Das Verbot gilt nur für Zutaten, die eigens für Kosmetika entwickelt wurden. Und das sind nur wenige. Auch Haushaltsreiniger oder Waschmittel enthalten Tenside, Duft- oder Farbstoffe. Neue Substanzen für solche Produkte durchlaufen die für Chemikalien üblichen Sicherheitstests und werden danach auch für Kosmetika verwendet. Die international anerkannten Vorgaben für diese Tests kommen von der Organisation für wirtschaftliche Zusammenarbeit und Entwicklung (OECD). Sie schreibt immer noch viele Tierversuche vor – obwohl es alternative Testmethoden gibt. Doch bevor die OECD die Alternativen anerkennt, müssen diese ein zehn bis 15 Jahre dauerndes bürokratisches Hindernisrennen absolvieren. „Da werden extreme Hürden aufgebaut und aufwendige Nachweise gefordert, die kein Tierversuch je erbringen musste“, ärgert sich Silke Bitz, Sprecherin der Organisation Ärzte gegen Tierversuche (mehr zum Thema im Interview auf veganundbio.de/interview).
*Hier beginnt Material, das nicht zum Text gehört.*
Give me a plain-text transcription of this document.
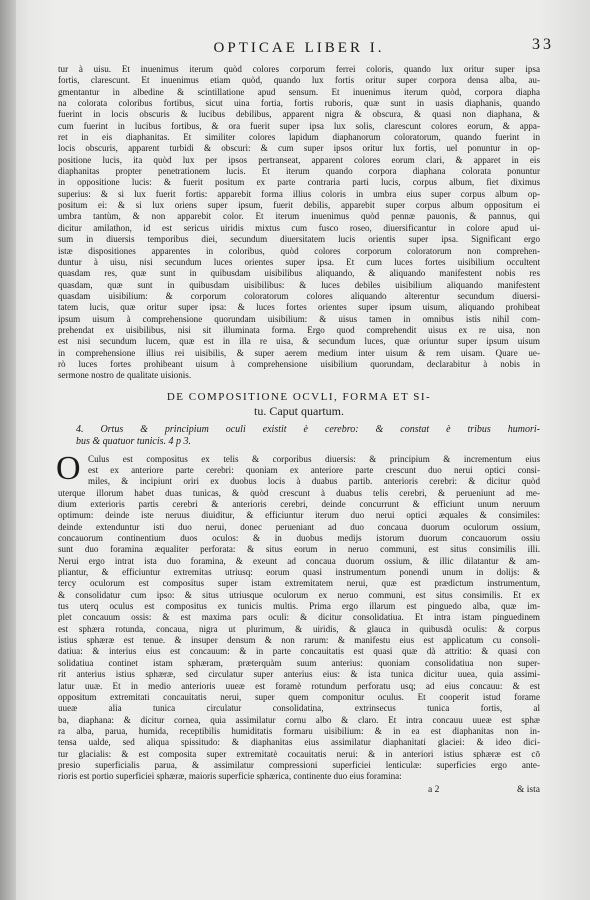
OPTICAE LIBER I.	33
tur à uisu. Et inuenimus iterum quòd colores corporum ferrei coloris, quando lux oritur super ipsa
fortis, clarescunt. Et inuenimus etiam quòd, quando lux fortis oritur super corpora densa alba, au-
gmentantur in albedine & scintillatione apud sensum. Et inuenimus iterum quòd, corpora diapha
na colorata coloribus fortibus, sicut uina fortia, fortis ruboris, quæ sunt in uasis diaphanis, quando
fuerint in locis obscuris & lucibus debilibus, apparent nigra & obscura, & quasi non diaphana, &
cum fuerint in lucibus fortibus, & ora fuerit super ipsa lux solis, clarescunt colores eorum, & appa-
ret in eis diaphanitas. Et similiter colores lapidum diaphanorum coloratorum, quando fuerint in
locis obscuris, apparent turbidi & obscuri: & cum super ipsos oritur lux fortis, uel ponuntur in op-
positione lucis, ita quòd lux per ipsos pertranseat, apparent colores eorum clari, & apparet in eis
diaphanitas propter penetrationem lucis. Et iterum quando corpora diaphana colorata ponuntur
in oppositione lucis: & fuerit positum ex parte contraria parti lucis, corpus album, fiet diximus
superius: & si lux fuerit fortis: apparebit forma illius coloris in umbra eius super corpus album op-
positum ei: & si lux oriens super ipsum, fuerit debilis, apparebit super corpus album oppositum ei
umbra tantùm, & non apparebit color. Et iterum inuenimus quòd pennæ pauonis, & pannus, qui
dicitur amilathon, id est sericus uiridis mixtus cum fusco roseo, diuersificantur in colore apud ui-
sum in diuersis temporibus diei, secundum diuersitatem lucis orientis super ipsa. Significant ergo
istæ dispositiones apparentes in coloribus, quòd colores corporum coloratorum non comprehen-
duntur à uisu, nisi secundum luces orientes super ipsa. Et cum luces fortes uisibilium occultent
quasdam res, quæ sunt in quibusdam uisibilibus aliquando, & aliquando manifestent nobis res
quasdam, quæ sunt in quibusdam uisibilibus: & luces debiles uisibilium aliquando manifestent
quasdam uisibilium: & corporum coloratorum colores aliquando alterentur secundum diuersi-
tatem lucis, quæ oritur super ipsa: & luces fortes orientes super ipsum uisum, aliquando prohibeat
ipsum uisum à comprehensione quorundam uisibilium: & uisus tamen in omnibus istis nihil com-
prehendat ex uisibilibus, nisi sit illuminata forma. Ergo quod comprehendit uisus ex re uisa, non
est nisi secundum lucem, quæ est in illa re uisa, & secundum luces, quæ oriuntur super ipsum uisum
in comprehensione illius rei uisibilis, & super aerem medium inter uisum & rem uisam. Quare ue-
rò luces fortes prohibeant uisum à comprehensione uisibilium quorundam, declarabitur à nobis in
sermone nostro de qualitate uisionis.
DE COMPOSITIONE OCVLI, FORMA ET SI-
tu. Caput quartum.
4. Ortus & principium oculi existit è cerebro: & constat è tribus humori-
bus & quatuor tunicis. 4 p 3.
O Culus est compositus ex telis & corporibus diuersis: & principium & incrementum eius
est ex anteriore parte cerebri: quoniam ex anteriore parte crescunt duo nerui optici consi-
miles, & incipiunt oriri ex duobus locis à duabus partib. anterioris cerebri: & dicitur quòd
uterque illorum habet duas tunicas, & quòd crescunt à duabus telis cerebri, & perueniunt ad me-
dium exterioris partis cerebri & anterioris cerebri, deinde concurrunt & efficiunt unum neruum
optimum: deinde iste neruus diuiditur, & efficiuntur iterum duo nerui optici æquales & consimiles:
deinde extenduntur isti duo nerui, donec perueniant ad duo concaua duorum oculorum ossium,
concauorum continentium duos oculos: & in duobus medijs istorum duorum concauorum ossiu
sunt duo foramina æqualiter perforata: & situs eorum in neruo communi, est situs consimilis illi.
Nerui ergo intrat ista duo foramina, & exeunt ad concaua duorum ossium, & illic dilatantur & am-
pliantur, & efficiuntur extremitas utriusq: eorum quasi instrumentum ponendi unum in dolijs: &
tercy oculorum est compositus super istam extremitatem nerui, quæ est prædictum instrumentum,
& consolidatur cum ipso: & situs utriusque oculorum ex neruo communi, est situs consimilis. Et ex
tus uterq oculus est compositus ex tunicis multis. Prima ergo illarum est pinguedo alba, quæ im-
plet concauum ossis: & est maxima pars oculi: & dicitur consolidatiua. Et intra istam pinguedinem
est sphæra rotunda, concaua, nigra ut plurimum, & uiridis, & glauca in quibusdà oculis: & corpus
istius sphæræ est tenue. & insuper densum & non rarum: & manifestu eius est applicatum cu consoli-
datiua: & interius eius est concauum: & in parte concauitatis est quasi quæ dà attritio: & quasi con
solidatiua continet istam sphæram, præterquàm suum anterius: quoniam consolidatiua non super-
rit anterius istius sphæræ, sed circulatur super anterius eius: & ista tunica dicitur uuea, quia assimi-
latur uuæ. Et in medio anterioris uueæ est foramè rotundum perforatu usq; ad eius concauu: & est
oppositum extremitati concauitatis nerui, super quem componitur oculus. Et cooperit istud forame
uueæ alia tunica circulatur consolidatina, extrinsecus tunica fortis, al
ba, diaphana: & dicitur cornea, quia assimilatur cornu albo & claro. Et intra concauu uueæ est sphæ
ra alba, parua, humida, receptibilis humiditatis formaru uisibilium: & in ea est diaphanitas non in-
tensa ualde, sed aliqua spissitudo: & diaphanitas eius assimilatur diaphanitati glaciei: & ideo dici-
tur glacialis: & est composita super extremitatè cocauitatis nerui: & in anteriori istius sphæræ est cō
presio superficialis parua, & assimilatur compressioni superficiei lenticulæ: superficies ergo ante-
rioris est portio superficiei sphæræ, maioris superficie sphærica, continente duo eius foramina:
a 2	& ista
Auch viele längst bekannte Chemikalien müssen noch einmal getestet werden. Die europäische Chemikalienverordnung REACH sieht vor, dass Hersteller ihre alten Chemikalien registrieren lassen und dabei Daten zur Giftigkeit und Gefährlichkeit vorlegen. Wo die fehlen, müssen neue Tests gemacht werden – auch an Tieren. Dafür müssen in den nächsten Jahren zwischen acht und 54 Millionen Tiere sterben, befürchten Tierschutzorganisationen. Einige auch für alte Rohstoffe, die in Kosmetika eingesetzt werden.

Die Sicherheit solcher alten Chemikalien in Kosmetika bewertet zusätzlich ein eigens dafür zuständiges Expertengremium der EU. Es verlangt ebenfalls immer wieder Tierversuche. So starben in den letzten Jahren zahlreiche Mäuse und Ratten in Sicherheitsstudien für synthetische Haarfarben.